A strong candidate is Jonathan Miller, News Corp.'s chief digital officer. He was CEO of AOL for four years until 2006. Miller won a gold star when he unloaded MySpace from News Corp. earlier this year. He was once a considered for the top Yahoo job, but was blocked by Time Warner, former owner of AOL, because of a noncompete clause. Given all the situation at News Corp., the timing perhaps could be august.
The timing probably couldn't be worse for another potential candidate, though: Tim Armstrong, CEO of the beleaguered AOL (AOL). Not only is he struggling to make the disparate parts of his company work together, he's also facing heavy criticism for his handling of the mess surrounding Michael Arrington and TechCrunch.
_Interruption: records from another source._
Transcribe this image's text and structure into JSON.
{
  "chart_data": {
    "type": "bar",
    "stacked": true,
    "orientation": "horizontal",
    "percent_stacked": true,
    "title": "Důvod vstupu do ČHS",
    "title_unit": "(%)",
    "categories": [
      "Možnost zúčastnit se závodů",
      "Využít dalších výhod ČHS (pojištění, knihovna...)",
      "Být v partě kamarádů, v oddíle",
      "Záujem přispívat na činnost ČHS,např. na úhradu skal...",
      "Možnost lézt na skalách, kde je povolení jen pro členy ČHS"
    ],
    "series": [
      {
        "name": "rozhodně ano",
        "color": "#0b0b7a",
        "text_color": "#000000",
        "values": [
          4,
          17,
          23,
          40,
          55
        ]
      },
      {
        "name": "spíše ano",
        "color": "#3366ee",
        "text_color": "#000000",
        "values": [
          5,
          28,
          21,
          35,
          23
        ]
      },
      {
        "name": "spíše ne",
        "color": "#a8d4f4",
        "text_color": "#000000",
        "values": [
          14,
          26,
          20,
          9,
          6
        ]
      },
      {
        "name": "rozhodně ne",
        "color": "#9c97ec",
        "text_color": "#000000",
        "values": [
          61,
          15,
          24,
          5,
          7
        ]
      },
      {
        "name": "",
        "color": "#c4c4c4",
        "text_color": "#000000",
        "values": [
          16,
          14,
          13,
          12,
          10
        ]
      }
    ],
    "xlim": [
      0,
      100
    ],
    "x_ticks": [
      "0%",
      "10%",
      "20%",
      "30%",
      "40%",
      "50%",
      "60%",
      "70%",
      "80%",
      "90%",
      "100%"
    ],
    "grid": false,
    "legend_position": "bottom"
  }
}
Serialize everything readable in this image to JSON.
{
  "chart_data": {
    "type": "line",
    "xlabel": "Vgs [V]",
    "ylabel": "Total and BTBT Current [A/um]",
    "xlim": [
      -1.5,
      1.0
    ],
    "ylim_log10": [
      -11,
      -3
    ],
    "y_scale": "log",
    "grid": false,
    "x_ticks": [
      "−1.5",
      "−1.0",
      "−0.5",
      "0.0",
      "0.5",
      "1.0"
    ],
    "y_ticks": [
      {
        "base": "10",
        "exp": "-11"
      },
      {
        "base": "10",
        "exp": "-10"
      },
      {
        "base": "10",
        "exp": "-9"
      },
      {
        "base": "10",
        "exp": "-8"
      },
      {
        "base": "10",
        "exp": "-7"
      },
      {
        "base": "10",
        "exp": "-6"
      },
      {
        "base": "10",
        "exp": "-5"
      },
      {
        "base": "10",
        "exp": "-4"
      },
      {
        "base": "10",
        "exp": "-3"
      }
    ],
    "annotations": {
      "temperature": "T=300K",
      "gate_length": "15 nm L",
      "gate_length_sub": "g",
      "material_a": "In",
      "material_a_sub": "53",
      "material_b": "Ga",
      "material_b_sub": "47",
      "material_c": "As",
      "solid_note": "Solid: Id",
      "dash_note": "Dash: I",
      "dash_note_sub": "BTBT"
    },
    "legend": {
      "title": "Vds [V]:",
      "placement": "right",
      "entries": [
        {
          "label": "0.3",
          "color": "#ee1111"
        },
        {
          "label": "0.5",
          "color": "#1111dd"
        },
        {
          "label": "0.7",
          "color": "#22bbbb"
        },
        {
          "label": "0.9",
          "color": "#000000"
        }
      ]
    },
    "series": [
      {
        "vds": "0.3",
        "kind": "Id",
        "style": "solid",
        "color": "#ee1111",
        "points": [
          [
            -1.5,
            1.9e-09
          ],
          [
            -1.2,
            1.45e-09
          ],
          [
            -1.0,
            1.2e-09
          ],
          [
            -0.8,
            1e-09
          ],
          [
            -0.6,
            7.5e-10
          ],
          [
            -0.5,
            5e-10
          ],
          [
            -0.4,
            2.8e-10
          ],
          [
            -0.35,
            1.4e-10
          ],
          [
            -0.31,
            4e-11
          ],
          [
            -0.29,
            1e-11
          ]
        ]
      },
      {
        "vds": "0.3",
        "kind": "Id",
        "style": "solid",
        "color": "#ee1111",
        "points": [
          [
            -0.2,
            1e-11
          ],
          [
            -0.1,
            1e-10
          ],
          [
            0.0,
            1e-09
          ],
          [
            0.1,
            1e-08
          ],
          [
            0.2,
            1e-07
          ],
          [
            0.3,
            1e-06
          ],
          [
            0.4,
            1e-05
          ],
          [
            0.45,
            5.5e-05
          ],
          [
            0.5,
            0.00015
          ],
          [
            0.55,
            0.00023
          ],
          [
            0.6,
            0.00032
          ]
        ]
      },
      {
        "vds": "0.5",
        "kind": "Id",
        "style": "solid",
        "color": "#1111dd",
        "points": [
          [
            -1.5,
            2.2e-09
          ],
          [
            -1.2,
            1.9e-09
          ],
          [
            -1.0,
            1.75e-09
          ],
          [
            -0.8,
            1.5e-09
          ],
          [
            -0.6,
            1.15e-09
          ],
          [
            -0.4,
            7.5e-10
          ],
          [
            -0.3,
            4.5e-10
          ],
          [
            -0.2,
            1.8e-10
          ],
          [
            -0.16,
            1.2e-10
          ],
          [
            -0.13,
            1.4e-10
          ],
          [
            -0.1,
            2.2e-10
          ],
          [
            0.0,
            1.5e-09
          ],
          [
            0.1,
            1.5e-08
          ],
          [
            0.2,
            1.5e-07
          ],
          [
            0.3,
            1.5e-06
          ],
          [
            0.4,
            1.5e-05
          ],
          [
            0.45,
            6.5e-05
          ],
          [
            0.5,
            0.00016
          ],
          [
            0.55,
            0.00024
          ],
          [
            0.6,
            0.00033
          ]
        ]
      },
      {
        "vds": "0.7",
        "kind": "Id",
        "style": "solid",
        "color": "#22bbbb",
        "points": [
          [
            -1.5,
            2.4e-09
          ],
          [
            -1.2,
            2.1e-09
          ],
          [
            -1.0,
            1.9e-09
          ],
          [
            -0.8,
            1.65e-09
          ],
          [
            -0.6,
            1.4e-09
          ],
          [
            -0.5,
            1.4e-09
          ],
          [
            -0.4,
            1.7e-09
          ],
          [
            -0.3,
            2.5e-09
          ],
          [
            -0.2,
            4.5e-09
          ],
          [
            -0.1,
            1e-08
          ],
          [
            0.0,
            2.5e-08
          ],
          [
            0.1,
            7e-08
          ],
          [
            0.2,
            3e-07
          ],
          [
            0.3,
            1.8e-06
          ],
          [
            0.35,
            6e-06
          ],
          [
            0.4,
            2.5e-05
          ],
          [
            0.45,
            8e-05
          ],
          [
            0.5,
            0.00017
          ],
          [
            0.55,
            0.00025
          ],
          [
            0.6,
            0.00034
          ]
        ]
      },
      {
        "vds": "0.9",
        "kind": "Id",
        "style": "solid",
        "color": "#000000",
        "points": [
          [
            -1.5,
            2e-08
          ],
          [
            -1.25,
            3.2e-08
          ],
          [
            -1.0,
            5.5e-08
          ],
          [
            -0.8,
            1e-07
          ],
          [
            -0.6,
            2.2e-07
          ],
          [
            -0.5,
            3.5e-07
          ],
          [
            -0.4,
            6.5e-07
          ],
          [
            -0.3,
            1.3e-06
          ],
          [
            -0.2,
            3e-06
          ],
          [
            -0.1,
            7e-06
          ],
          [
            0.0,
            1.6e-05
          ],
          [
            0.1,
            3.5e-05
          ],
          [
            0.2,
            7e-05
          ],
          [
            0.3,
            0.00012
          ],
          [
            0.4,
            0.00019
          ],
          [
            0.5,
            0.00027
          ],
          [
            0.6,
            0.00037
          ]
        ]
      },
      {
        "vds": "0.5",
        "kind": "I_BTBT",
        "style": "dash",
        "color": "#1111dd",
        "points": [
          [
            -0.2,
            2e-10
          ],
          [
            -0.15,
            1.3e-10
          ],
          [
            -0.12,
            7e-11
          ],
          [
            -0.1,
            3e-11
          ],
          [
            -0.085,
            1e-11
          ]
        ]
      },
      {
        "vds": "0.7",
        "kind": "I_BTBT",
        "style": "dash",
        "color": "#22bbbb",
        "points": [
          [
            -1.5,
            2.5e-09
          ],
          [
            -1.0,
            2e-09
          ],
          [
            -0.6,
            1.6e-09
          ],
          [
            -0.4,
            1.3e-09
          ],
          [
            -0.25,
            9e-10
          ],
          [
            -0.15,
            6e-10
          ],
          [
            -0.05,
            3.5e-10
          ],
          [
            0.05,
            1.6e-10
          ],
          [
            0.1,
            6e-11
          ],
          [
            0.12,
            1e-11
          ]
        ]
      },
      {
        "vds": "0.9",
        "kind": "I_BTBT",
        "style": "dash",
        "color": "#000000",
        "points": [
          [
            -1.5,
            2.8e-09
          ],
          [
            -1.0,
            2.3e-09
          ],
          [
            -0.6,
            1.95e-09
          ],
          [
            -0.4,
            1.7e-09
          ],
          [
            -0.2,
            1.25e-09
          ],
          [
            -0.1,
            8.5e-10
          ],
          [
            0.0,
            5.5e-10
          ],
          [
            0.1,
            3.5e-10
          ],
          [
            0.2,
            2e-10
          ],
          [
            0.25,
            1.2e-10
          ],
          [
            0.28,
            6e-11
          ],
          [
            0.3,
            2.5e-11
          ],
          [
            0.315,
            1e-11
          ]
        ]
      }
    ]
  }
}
Still, if Yahoo and AOL were to partner in some way, Armstrong could come out on top.
Yahoo has to endure some major changes no matter what, but nobody seems to know what they should be. It could be acquired, or it could sell off major chunks of itself -- perhaps its Asian businesses including Alibaba and Yahoo Japan -- and use the cash to make acquisitions of its own. For years, people have been asking: "What is Yahoo?" Any new leader has to be able to answer that question in a single, concrete, believable phrase.